Al fondo de la casa, hay unos cuartos
oscuros vacíos, sin puertas ni ventanas, llenos únicamente de polvo, telarañas
y ratones. Dan hacia la vereda que conduce al centro del pueblo. Allí me
refugio en soledad todo el tiempo y respiro la paz, entre escombros y
cachivaches viejos –con razón los llaman los cuartos de los espantos.
(Pienso…
pero ¿puedo pensar?); todo olvido al momento, las imágenes se borran y
confunden, mis palabras salen atropelladas con voz ronca, los movimientos son
toscos e incontrolables y mis facciones diferentes; además, soy feo, me siento
feo e inútil, sin embargo, soy superior, único, algo me distingue de mis
hermanos a los que no comprendo, por lo que los evito, y me paso las horas
platicando con el sol, las estrellas y
una voz que me sale de dentro y es mi amiga –el otro y lo otro– reímos juntos a
carcajadas, paseamos por las noches cuando escapamos de mi cárcel sin rejas,
jugamos a las escondidas, cazamos ratones, y soñamos con nuestra riqueza,
mientras todos duermen.
Ellos me tildan de parásito, demente pisoteándome sin piedad, pero ya verán, que algún día me liberaré, correré a otros mundos y los veré como hormigas venenosas, entonces gozaré de mi superioridad que me distingue y enorgullece como ser humano diferente, distinto, que no hace mal a nadie.
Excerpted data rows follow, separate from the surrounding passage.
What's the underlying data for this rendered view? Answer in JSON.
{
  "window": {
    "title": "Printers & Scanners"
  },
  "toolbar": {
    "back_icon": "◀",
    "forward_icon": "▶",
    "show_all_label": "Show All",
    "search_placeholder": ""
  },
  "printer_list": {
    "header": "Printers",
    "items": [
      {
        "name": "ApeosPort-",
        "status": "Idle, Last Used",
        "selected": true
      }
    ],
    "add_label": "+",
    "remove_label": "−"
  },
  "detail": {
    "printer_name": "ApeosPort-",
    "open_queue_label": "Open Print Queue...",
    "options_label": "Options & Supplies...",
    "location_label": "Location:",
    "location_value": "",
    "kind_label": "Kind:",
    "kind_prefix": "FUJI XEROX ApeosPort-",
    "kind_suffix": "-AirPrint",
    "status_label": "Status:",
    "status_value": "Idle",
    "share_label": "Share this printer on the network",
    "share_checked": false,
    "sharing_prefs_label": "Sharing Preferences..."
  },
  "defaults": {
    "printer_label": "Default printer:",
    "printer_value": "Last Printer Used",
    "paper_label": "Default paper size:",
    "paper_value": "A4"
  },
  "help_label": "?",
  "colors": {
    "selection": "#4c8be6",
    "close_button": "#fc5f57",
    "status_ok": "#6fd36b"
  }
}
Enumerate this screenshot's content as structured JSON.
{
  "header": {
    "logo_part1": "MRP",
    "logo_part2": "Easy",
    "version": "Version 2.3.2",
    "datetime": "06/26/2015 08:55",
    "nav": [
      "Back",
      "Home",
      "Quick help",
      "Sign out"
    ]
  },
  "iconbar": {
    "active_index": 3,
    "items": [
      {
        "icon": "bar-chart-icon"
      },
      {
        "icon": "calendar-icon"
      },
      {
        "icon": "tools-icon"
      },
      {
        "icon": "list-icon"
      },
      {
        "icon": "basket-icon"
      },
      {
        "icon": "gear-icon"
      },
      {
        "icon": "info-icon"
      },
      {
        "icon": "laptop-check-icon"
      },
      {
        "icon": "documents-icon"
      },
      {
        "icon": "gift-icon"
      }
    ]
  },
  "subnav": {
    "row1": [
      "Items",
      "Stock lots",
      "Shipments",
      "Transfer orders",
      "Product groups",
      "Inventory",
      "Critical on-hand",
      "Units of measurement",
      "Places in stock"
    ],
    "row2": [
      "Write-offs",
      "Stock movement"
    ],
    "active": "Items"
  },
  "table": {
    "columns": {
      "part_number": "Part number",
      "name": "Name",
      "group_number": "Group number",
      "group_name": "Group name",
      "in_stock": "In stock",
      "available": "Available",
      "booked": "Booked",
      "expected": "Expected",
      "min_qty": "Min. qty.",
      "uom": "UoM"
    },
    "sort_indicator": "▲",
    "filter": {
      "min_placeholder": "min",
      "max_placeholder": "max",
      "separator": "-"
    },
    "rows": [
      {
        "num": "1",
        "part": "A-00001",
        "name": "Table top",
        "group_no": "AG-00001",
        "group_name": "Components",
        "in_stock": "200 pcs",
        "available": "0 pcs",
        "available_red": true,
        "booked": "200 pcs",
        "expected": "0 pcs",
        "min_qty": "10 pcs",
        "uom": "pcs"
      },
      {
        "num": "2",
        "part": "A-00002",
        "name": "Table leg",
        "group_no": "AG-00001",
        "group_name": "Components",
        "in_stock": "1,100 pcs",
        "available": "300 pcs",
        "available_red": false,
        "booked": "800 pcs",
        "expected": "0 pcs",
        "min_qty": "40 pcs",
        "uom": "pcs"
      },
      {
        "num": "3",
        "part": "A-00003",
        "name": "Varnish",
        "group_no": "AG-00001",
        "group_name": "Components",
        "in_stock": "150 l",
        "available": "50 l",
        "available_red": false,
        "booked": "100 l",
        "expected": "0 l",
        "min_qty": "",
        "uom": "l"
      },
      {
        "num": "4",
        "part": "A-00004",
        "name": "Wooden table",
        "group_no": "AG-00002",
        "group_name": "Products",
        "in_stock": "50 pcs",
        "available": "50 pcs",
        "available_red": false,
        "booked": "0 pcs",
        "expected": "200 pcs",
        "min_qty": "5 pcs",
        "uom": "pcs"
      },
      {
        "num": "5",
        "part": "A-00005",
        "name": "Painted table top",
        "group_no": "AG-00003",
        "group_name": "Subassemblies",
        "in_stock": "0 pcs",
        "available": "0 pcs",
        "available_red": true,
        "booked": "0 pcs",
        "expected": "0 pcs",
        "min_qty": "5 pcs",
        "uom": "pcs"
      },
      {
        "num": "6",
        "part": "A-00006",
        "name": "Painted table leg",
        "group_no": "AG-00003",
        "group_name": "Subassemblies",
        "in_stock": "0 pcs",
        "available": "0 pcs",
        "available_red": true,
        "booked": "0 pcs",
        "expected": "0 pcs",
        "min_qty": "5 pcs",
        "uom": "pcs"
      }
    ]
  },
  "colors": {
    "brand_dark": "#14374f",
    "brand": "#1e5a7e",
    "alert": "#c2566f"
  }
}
Por lo pronto, seguiré mi vida solitaria en el laberinto de cuartos sucios que me cobijan, y donde se incuban sentimientos de odio hacia todos; ya los astros se encargarán de vengar mi soledad y sensibilizar los corazones de los que se creen perfectos. Por lo pronto, me complace correr, jugar, trepar a los árboles aún con dificultad y desde arriba, reír a carcajadas del mundo que me distingue como ser despreciable sin que tenga culpa alguna.
El energúmeno de mi padre gozaría si yo
desapareciera, pero aunque estoy enfermo, el médico dice que viviré muchos
años, los suficientes para enterrar a todos, nunca se sabe…, sin embargo, me
siento cansado y desearía dormir, dormir para siempre.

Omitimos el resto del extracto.